PATSy's research was focussed on the representation of the training material, and its effective presentation to learners and researchers. Adding new material presented often presented new design challenges, and formed part of the task of developing the system. As a result, the database was populated by the system developers on an "ad hoc" basis.
As the system matured, however, attention focussed on turning it into a practical system which could be included in teaching and research programmes across a wide range of institutions.
There was plenty of interest in using the system.
However, PATSy allows educators to `personalise' content by submitting their own references, demonstration cases, tutorial questions, and comments about any of the cases on the system. These kinds of contributions, which can easily involve hundreds of specific data items, can be shared with other users nationally or reserved for local use. Researchers may also submit case data and multimedia material to support their reports of cases in journal publications (as a kind of online appendix).
Moving to a wider user community would inevitably increase the demand for this kind of material to be added to the system.
PATSy had matured to the point where adding material was a well-defined task, and it was clearly not appropriate for the researchers who developed the system to continue to be responsible for adding material to it.
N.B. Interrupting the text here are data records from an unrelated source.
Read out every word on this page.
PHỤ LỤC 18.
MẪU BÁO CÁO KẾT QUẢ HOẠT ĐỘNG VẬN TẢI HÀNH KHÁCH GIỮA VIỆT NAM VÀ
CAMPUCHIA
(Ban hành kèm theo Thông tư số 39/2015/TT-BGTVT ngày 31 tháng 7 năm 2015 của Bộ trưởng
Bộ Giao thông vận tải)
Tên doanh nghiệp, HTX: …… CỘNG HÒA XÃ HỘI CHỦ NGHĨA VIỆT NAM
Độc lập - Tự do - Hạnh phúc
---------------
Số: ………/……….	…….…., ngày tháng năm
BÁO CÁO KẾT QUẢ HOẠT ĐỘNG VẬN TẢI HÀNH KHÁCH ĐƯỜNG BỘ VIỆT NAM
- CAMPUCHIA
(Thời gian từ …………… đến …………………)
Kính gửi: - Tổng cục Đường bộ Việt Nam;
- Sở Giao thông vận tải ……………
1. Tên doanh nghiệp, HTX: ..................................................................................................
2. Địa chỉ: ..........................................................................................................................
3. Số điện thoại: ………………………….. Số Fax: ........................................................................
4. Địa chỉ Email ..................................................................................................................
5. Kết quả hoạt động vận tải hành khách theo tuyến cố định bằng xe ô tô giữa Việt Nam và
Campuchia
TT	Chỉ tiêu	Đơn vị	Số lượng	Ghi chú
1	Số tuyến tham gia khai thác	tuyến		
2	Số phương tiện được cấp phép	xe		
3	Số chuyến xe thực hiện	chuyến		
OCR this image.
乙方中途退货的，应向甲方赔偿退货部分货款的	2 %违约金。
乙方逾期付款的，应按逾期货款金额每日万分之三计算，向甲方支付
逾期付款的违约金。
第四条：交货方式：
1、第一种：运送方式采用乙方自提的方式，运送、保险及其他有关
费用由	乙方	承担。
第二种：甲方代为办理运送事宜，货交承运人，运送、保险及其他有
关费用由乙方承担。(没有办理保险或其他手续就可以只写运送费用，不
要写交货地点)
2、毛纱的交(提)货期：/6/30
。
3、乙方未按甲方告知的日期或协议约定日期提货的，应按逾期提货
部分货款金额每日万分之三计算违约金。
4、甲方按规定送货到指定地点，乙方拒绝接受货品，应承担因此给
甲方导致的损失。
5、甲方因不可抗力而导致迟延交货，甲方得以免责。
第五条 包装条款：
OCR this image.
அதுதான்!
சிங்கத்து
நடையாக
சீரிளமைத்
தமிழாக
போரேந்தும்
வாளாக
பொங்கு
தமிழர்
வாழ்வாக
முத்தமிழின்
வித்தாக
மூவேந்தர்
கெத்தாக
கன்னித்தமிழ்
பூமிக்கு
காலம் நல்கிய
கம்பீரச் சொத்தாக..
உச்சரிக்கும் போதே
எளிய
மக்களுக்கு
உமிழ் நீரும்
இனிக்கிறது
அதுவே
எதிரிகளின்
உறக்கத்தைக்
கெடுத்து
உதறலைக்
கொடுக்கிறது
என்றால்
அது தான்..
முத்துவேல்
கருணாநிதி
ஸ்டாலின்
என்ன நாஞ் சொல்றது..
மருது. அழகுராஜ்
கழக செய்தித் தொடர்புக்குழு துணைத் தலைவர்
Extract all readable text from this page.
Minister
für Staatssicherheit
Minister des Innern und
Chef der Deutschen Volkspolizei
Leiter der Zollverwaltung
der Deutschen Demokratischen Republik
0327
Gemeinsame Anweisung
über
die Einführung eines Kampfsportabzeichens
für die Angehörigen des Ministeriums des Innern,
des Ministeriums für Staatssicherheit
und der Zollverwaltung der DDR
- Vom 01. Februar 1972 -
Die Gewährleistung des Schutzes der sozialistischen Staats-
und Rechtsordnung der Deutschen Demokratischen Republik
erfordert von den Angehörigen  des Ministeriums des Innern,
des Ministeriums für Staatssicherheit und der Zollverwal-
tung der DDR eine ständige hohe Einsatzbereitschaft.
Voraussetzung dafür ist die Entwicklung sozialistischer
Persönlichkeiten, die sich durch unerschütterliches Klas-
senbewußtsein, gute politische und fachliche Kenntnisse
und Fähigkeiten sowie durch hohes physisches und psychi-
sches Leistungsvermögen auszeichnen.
However, since the project's focus had been on the presentation of material, no attempt had been made to provide a coherent interface for adding material. As a result, it was still an error-prone task that needed a detailed knowledge of how the system operated.
Getting material into the system threatened to be a bottleneck that would limit PATSy's adoption as a practical teaching tool.
The solution was clear: PATSy needed an interface that would allow any authorised user to add data their own data to the system.